Often, the reason for heel striking is, as we mentioned above, overreaching your stride and, as a result, coming down hard on the heel.

If you find it hard to pay attention to where your foot is in relation to your upper body, try simply shortening your stride. If your running watch measures cadence, this is the perfect time to use it.

There is a sweet spot for cadence and running efficiency, and that is unique to each individual. Many sources say 180 steps per minutes is ideal. But there are lots of qualifications to that. Taller runners have naturally slower cadences. And cadence also slows down as your pace eases – so 180 might work on race day and on your tempo runs, but it doesn’t work on your easy days when you’re running 2:00/mile slower. Improving your cadence can lead to you running more efficiently! Reduced chance of injury and the possibility of increased performance? Worth a try, no?

Surface

We understand that your running surfaces may be limited to what’s nearby, or what’s available at the time that you run. In most cases, runners are going to be logging miles on asphalt or concrete sidewalks, both of which are pretty hard.
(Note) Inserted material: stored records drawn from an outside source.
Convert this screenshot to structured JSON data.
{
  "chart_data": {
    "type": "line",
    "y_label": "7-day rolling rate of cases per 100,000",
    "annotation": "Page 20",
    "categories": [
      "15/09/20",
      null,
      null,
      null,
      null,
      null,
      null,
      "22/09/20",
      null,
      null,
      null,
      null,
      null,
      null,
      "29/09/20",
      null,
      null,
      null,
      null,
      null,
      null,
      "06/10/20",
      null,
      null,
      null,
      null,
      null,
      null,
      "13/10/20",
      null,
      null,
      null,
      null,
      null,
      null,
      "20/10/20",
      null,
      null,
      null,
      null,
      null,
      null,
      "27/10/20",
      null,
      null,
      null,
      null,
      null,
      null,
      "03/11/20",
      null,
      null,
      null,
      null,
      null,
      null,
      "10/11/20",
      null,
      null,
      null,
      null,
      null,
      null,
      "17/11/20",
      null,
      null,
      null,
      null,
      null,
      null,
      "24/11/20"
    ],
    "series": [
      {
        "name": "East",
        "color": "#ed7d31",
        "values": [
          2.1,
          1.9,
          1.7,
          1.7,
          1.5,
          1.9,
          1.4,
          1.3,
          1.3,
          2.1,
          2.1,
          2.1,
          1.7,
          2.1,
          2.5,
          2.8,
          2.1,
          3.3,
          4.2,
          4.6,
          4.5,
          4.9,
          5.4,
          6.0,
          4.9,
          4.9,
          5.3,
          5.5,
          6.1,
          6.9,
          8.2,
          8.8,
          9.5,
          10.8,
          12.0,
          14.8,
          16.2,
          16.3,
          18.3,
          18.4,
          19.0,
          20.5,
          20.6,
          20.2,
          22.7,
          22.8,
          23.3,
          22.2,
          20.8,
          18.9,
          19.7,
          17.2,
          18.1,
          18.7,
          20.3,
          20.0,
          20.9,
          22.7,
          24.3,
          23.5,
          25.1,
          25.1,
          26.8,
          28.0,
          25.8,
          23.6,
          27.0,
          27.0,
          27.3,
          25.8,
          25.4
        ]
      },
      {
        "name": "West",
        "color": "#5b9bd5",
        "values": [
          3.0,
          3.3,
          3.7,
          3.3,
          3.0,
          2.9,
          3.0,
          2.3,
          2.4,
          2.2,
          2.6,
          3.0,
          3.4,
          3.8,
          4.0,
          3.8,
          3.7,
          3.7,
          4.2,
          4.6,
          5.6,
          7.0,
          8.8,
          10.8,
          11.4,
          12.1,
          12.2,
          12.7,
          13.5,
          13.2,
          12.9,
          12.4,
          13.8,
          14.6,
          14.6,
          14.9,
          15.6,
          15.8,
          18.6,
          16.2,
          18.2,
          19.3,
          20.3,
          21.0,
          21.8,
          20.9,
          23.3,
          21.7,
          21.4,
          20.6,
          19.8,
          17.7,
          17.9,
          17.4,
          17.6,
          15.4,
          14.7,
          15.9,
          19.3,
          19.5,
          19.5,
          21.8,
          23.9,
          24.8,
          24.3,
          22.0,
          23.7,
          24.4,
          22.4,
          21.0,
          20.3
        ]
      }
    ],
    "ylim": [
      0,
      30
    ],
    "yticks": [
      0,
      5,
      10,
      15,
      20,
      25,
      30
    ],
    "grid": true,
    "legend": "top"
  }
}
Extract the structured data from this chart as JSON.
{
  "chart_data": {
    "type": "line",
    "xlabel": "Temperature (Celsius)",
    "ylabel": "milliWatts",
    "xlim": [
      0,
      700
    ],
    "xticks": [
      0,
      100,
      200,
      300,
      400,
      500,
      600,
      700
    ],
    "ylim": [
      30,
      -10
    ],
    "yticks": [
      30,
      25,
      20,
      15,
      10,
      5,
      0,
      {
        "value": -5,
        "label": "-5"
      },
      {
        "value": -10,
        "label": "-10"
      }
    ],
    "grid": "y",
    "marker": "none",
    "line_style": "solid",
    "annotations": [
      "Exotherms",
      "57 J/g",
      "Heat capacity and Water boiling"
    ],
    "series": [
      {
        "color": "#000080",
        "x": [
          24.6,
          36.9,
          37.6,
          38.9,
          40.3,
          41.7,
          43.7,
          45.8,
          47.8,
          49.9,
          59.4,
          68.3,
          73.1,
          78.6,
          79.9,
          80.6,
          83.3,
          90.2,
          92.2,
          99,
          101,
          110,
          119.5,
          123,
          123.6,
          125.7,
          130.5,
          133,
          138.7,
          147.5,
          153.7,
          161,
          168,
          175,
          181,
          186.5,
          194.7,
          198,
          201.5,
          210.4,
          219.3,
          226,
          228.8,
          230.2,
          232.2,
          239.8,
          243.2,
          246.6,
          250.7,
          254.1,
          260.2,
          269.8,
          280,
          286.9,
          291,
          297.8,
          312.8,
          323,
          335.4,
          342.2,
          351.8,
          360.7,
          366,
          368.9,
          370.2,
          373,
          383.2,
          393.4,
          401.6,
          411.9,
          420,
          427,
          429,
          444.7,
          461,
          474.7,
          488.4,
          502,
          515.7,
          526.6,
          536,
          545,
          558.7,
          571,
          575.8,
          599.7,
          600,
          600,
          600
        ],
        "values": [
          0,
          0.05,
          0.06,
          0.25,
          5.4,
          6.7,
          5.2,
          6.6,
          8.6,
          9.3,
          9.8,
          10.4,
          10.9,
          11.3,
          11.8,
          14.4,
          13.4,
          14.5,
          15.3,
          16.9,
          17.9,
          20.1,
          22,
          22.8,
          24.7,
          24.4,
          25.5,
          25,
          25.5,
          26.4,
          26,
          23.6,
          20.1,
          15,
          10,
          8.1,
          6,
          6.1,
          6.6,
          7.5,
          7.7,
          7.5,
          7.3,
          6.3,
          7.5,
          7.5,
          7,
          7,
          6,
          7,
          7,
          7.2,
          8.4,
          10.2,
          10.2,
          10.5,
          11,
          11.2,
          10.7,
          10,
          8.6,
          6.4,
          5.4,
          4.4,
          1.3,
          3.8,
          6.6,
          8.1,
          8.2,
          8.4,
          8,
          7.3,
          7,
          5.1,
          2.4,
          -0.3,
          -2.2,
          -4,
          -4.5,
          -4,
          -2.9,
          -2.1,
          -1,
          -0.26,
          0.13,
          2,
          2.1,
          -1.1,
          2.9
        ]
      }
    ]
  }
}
Your feet hitting those rock-hard surfaces takes more of a toll than if they were landing on softer ones.

If you can, move your run to the park, a track, or somewhere else on grass or softer terrain. You may need to take a week or so to adjust, but the difference in your joints may be noticeable.

If you’re unable to, it may be wise to invest in a treadmill and split your training between road and treadmill. The belt is a lot softer than the road, and your joints may welcome the reprieve!